Toute action en exécution du contrat de travail ayant pour objet l'octroi de jours de congé en application dudit II doit être introduite, à peine de forclusion, dans un délai de deux ans à compter de l'entrée en vigueur de ladite loi'.
Il résulte de ce texte que la période d'arrêt maladie ouvre droit à congés payés à hauteur de 2 jours par mois ( 8% du salaire). Ainsi, du 1er juin 2020 au 30 octobre 2022 (29 mois), les congés acquis sont de 58 jours (2 jours/mois), chiffre confirmé par Mme [A] [R]. Sur la base du salaire de référence de 2 193,52 euros bruts, Mme [A] [R] peut prétendre à la somme de 5 088,96 euros bruts au titre des congés payés acquis durant l'arrêt maladie de Mme [A] [R]. Déduction faite du trop perçu précité, la SA [F] Gestion sera condamnée à payer le solde restant dû de 3 997,20 euros bruts.

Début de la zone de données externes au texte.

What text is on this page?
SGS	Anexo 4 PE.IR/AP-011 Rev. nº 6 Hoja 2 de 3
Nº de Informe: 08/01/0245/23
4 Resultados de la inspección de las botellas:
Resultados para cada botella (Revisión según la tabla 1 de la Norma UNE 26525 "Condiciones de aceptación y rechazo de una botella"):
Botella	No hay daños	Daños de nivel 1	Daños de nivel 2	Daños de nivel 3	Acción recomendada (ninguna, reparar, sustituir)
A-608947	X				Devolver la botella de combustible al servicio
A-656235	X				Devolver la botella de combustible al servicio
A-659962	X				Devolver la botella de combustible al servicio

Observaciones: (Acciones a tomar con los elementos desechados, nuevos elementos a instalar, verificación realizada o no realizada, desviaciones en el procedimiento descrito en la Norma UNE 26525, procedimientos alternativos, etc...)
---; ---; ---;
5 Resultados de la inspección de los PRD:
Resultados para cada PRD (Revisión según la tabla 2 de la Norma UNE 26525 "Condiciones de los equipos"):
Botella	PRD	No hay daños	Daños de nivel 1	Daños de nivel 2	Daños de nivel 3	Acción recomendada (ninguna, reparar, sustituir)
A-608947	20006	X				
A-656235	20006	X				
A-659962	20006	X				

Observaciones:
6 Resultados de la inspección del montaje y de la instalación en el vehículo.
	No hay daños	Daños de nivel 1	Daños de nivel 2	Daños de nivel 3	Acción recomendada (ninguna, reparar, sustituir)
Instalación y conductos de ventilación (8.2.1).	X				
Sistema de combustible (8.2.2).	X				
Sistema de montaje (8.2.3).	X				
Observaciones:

Sur la demande de solidarité
Selon l'article 1310 du code de procédure civile, ' La solidarité est légale ou conventionnelle ; elle ne se présume pas'.
En l'espèce, la mise à disposition de Mme [A] [R] au profit de la SARL Jardinery de [Localité 9] n'a donné lieu à aucune convention. Aucune demande n'a été formulée au titre du prêt de main d'oeuvre illicite. En conséquence, il n'y a pas lieu de retenir la solidarité entre la SARL Jardinery de [Localité 9] et la SA [F] Gestion.

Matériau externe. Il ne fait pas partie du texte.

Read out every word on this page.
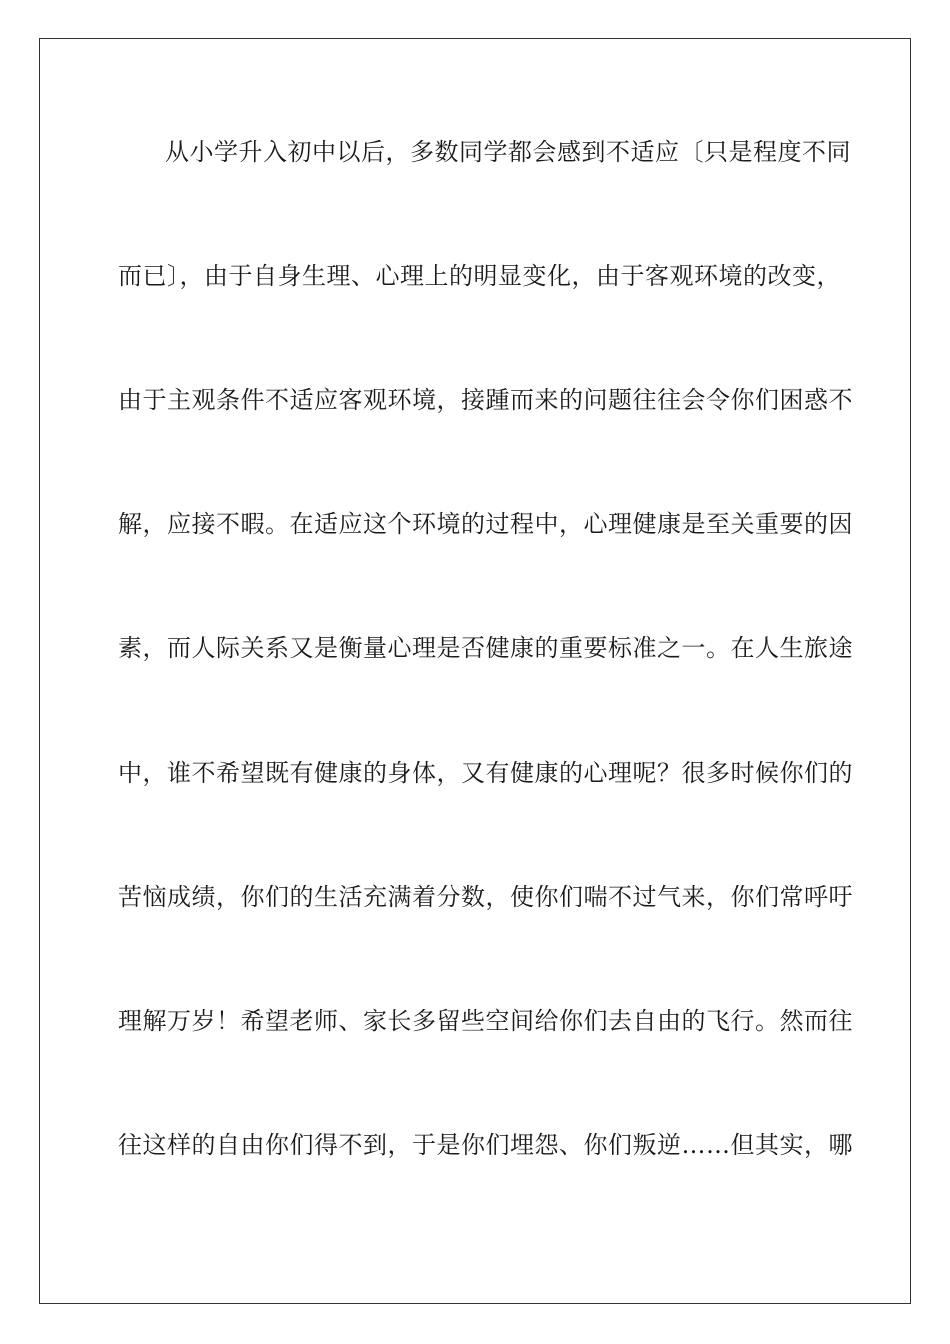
从小学升入初中以后，多数同学都会感到不适应〔只是程度不同
而已〕，由于自身生理、心理上的明显变化，由于客观环境的改变，
由于主观条件不适应客观环境，接踵而来的问题往往会令你们困惑不
解，应接不暇。在适应这个环境的过程中，心理健康是至关重要的因
素，而人际关系又是衡量心理是否健康的重要标准之一。在人生旅途
中，谁不希望既有健康的身体，又有健康的心理呢？很多时候你们的
苦恼成绩，你们的生活充满着分数，使你们喘不过气来，你们常呼吁
理解万岁！希望老师、家长多留些空间给你们去自由的飞行。然而往
往这样的自由你们得不到，于是你们埋怨、你们叛逆……但其实，哪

Sur l'article 700 du code de procédure civile
Il convient de condamner la SA [F] Gestion à payer à Mme [A] [R] la somme de 3 000 euros au titre de l'article 700 du code de procédure civile.
Sur les dépens
Il convient de condamner la SA [F] Gestion aux dépens.
PAR CES MOTIFS
La COUR, statuant publiquement, par arrêt contradictoire,
Confirme le jugement du conseil des prud'hommes de Montmorency du 12 juin 2023 en ce qu'il a débouté Mme [A] [R] de ses demandes au titre du harcèlement moral et de la discrimination et de ses demandes afférentes dont la nullité du licenciement;
Infirme pour le surplus;
Statuant à nouveau et y ajoutant;
Rejette la demande de mise hors de cause de la SARL Jardinery de [Localité 9] aux droits de laquelle intervient la SA [F] Gestion ;
Dit qu'à compter du 1er février 2013, la SA [F] Gestion est l'unique employeur de Mme [A] [R] ;
Dit que la mise à disposition à compter du 1er février 2013 de Mme [A] [R] au profit de la SARL Jardinery de [Localité 9] constitue un prêt illicite de main d'oeuvre;
Fait droit à la demande de Mme [A] [R] en résiliation judiciaire du contrat de travail aux torts exclusifs de la SA [F] Gestion ;
Dit que la résiliation judiciaire produit les effets d'un licenciement sans cause réelle et sérieuse;
Dit irrecevable la demande additionnelle de Mme [A] [R] en requalification du contrat de travail;
Condamne la SA [F] Gestion à payer à Mme [A] [R] la somme de 22 000 euros au titre du licenciement sans cause réelle et sérieuse;
Condamne la SA [F] Gestion à payer à Mme [A] [R] la somme de 3 997,20 euros au titre du solde restant dû d'indemnité de congés payés;
Condamne la SA [F] Gestion à payer à Mme [A] [R] la somme de 3 000 euros au titre de l'article 700 du code de procédure civile ;
Condamne la SA [F] Gestion aux dépens.
- prononcé publiquement par mise à disposition de l'arrêt au greffe de la cour, les parties en ayant été préalablement avisées dans les conditions prévues au deuxième alinéa de l'article 450 du code de procédure civile.
- signé par Madame Nathalie COURTOIS, Présidente et par Madame FIORE, Greffière, auquel la minute de la décision a été remise par le magistrat signataire.